Samantha und Hugo entschlossen sich für eine Teleheirat und erfanden ein digitales Szenario für ihr Ja-Wort. Die Inszenierung hält sich strikt an die von der Regierung zur Bekämpfung der Pandemie empfohlene soziale Distanz: «Es kommt für uns nicht in Frage, jemanden durch unsere Heirat in Gefahr zu bringen», sagt Samantha. Ihre Gäste erhalten eine neue Hochzeitseinladung – mit einem Link zur Videokonferenz und einem Schokoladenriegel.

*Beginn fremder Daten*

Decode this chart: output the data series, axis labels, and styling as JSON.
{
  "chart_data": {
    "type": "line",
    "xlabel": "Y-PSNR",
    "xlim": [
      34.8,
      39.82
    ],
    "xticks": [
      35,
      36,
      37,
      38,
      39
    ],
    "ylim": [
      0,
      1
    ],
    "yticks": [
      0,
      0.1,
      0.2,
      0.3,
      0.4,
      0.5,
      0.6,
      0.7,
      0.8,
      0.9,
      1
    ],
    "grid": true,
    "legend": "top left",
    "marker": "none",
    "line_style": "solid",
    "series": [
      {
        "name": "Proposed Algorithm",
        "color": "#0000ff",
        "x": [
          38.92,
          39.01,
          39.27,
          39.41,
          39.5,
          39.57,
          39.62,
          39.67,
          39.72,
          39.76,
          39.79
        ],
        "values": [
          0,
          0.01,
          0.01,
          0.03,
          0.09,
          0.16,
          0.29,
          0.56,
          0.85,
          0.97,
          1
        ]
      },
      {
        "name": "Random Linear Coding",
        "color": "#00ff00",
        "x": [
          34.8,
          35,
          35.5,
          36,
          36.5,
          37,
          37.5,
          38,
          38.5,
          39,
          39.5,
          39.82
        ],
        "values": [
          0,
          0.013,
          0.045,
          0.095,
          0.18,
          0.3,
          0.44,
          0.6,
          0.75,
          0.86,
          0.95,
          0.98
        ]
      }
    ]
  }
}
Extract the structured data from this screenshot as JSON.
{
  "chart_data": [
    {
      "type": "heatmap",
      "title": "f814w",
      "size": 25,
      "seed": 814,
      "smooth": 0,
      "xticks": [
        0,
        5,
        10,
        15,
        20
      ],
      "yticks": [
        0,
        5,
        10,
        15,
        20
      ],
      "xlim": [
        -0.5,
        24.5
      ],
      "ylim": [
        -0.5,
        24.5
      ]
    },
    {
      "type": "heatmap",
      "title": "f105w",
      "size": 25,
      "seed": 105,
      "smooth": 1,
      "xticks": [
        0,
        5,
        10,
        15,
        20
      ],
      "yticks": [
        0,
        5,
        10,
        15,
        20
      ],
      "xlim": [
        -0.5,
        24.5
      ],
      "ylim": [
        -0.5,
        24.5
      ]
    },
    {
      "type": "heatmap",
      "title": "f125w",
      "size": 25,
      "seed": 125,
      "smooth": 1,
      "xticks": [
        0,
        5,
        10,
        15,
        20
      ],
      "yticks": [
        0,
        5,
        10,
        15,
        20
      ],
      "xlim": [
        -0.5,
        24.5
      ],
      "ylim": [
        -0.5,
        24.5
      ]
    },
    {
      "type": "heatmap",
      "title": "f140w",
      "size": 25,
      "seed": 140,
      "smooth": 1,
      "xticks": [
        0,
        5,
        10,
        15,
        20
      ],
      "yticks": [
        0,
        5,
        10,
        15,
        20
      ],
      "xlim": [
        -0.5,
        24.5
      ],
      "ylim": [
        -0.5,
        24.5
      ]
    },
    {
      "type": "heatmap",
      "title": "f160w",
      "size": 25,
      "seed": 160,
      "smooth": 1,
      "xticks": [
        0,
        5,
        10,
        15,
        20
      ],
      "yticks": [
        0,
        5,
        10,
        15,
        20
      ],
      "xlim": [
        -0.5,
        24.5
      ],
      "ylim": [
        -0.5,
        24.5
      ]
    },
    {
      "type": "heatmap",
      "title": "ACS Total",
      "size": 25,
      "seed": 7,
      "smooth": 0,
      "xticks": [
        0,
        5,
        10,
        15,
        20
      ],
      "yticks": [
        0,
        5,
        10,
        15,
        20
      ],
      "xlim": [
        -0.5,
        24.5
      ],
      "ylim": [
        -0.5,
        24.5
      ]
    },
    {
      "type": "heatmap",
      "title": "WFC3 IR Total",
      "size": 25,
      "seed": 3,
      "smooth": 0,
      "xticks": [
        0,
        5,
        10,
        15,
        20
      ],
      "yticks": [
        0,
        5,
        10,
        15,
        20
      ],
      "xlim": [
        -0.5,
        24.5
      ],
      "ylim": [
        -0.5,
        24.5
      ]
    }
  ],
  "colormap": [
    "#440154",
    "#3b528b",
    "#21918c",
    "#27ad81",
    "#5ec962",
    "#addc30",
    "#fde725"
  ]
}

«Es kommt für uns nicht in Frage, jemanden durch unsere Heirat in Gefahr zu bringen.»
Samantha
Aus rechtlichen Gründen wurde das Szenario aber doch noch etwas komplizierter: Die Trauzeugen, die Eltern des jungen Paars, müssen physisch an der Zeremonie teilnehmen. Sie müssen die Dokumente unterzeichnen.
«Wir stellten drei Tische im Abstand von zwei Metern in unserem Garten auf, einen für uns, einen für meine Eltern und einen für Hugos Eltern», sagt Samantha. Und um das Ansteckungsrisiko so gering wie möglich zu halten, erhielten die Trauzeugen je eine eigene Hochzeitskiste mit einer Flasche Champagner, Gläsern und einer Vorspeise.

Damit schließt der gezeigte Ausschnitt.